Essa relação com padrões sociais prévios acaba perpetuando ideais de beleza restritos. E a tecnologia não é isolada do mundo. É o que mostra a pesquisadora e professora Safiya U. Noble em seu livro “Algoritmos da Opressão”, ao discorrer sobre a forma que o Google lucrava com o racismo.
Quando se pesquisava na plataforma por “mulher feia”, a primeira imagem que aparecia era de uma mulher negra. Anos se passaram até que esse comando fosse retirado. “Isso é uma violência de gênero e de raça que está ali se reproduzindo dentro do online e que vai se atualizando”, afirma Tavares.
A pesquisadora do Internetlab fala sobre uma dinâmica de desigualdade de raça e gênero estruturais presentes na produção e distribuição dessas tecnologias. “Quando a gente pensa em quem são as pessoas atuando na área de tecnologia e construindo códigos em geral, a gente continua tendo uma reprodução de hierarquias sociais”, diz.

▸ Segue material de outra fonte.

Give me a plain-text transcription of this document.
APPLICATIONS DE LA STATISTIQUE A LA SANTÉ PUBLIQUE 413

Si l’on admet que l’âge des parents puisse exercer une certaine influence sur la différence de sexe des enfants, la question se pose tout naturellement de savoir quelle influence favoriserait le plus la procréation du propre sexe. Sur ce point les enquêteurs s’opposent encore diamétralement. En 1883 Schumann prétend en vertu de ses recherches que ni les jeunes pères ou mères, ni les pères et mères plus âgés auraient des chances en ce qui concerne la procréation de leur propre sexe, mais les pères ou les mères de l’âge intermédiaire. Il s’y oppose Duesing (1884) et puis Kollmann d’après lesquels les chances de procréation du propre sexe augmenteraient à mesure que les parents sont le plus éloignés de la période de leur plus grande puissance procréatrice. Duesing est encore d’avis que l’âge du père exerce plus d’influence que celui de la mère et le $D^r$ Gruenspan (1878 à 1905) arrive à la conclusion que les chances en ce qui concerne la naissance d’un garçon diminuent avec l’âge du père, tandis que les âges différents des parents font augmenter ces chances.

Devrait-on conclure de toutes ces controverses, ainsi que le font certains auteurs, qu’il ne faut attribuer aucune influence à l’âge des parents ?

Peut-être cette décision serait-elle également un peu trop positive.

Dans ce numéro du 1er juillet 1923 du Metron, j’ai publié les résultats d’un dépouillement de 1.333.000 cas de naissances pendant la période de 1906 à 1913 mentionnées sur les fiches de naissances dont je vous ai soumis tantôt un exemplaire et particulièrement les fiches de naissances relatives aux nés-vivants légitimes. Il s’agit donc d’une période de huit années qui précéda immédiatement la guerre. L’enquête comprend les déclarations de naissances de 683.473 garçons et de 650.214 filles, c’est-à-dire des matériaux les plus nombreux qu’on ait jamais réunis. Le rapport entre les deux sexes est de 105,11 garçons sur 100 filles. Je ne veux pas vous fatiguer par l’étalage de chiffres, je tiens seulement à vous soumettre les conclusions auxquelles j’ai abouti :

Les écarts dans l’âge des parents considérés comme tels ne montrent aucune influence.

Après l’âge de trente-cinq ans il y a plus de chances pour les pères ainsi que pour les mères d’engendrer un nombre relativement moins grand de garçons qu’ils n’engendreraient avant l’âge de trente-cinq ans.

Para Tavares, é importante que as plataformas tenham um olhar mais direcionado para essas questões e, juntamente, a sociedade apontar esses erros e cobrar respostas.
Sobre a inteligência artificial, Diedrichs enfatiza: “Estou esperançosa de que, assim como a tecnologia das redes sociais, existam muitos benefícios, mas ainda temos muito trabalho a fazer quando se trata de diversidade, inclusão e representação.”
A jornalista viajou a convite da Dove.